Nature contre nature, Julia Gault et Morgane Porcheron

Vue d’exposition Nature contre nature de Julia Gault et Morgane Porcheron à La plus petite galerie du monde (OU PRESQUE) à Roubaix
Photo Florence-Traullé
EN DIRECT / Exposition Nature contre nature de Julia Gault et Morgane Porcheron à La plus petite galerie du monde (OU PRESQUE) à Roubaix jusqu’au 23 novembre 2019
par Clotilde Boitel, commissaire de l’exposition
Le titre « Nature contre nature » évoque à la fois l’ensemble du milieu terrestre constitué par le relief, le sol, le climat, l’eau, la végétation et l’action de l’homme sur les écosystèmes. De nos jours, la nature ne peut plus être considérée comme un fragment de paysage, un objet observable de l’extérieur ou comme une image que l’on dépeindrait. La nature est l’objet de connections à la fois dépendantes et interdépendantes d’influences humaines, organiques, vivantes et autres. L’humain est devenu une composante de cette nature et n’en est plus le centre. On n’oppose plus « nature » et « culture ». Touché par les dérèglements climatiques et les diverses pollutions, le monde dans lequel on vit a changé.

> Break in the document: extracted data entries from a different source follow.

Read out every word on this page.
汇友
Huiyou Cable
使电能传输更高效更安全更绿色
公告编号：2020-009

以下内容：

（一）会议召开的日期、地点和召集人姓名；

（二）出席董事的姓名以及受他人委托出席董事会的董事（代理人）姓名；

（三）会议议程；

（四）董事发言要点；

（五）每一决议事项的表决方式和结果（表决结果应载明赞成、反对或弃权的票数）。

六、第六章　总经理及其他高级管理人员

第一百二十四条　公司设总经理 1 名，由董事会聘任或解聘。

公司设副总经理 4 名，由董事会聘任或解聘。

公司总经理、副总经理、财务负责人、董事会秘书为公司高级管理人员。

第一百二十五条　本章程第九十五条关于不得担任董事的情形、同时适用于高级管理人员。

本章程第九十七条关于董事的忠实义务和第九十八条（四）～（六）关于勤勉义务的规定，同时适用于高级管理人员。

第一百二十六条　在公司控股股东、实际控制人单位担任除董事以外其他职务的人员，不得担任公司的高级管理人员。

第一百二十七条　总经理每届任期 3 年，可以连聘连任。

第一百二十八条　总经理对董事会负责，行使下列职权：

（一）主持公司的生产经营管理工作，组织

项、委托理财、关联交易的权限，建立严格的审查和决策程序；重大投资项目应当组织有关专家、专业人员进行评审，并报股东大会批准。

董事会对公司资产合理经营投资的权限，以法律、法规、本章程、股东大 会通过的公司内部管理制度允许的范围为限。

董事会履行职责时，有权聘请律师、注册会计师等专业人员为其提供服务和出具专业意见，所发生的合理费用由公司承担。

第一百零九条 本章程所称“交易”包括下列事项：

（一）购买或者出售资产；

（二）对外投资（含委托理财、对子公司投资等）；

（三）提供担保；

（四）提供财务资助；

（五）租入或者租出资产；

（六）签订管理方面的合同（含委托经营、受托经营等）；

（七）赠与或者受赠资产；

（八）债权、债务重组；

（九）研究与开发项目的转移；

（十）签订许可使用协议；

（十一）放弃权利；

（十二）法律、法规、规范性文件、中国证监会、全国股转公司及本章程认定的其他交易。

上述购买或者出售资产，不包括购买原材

L’activité humaine aurait atteint un tel degré de développement, impactant l’écosystème terrestre, qu’une nouvelle ère géologique se serait développée : l’Anthropocène. Depuis l’émergence de ce concept, un autre terme est apparu : le Capitalocène, qui prend comme point de départ l’idée que le capitalisme serait le principal responsable des désordres et déséquilibres environnementaux actuels.
Aujourd’hui de nombreux artistes, attentifs au devenir de la planète, donnent forme à de nouvelles configurations du réel en prenant en considération et pour objet d’étude les interférences et actions de l’homme sur la nature.
Dans cette dynamique, deux jeunes artistes Julia Gault et Morgane Porcheron, chacune diplômée en 2016, respectivement par l’ENSAD et l’ENSBA, orientent leur démarche artistique et leurs recherches plastiques vers ces questions environnementales.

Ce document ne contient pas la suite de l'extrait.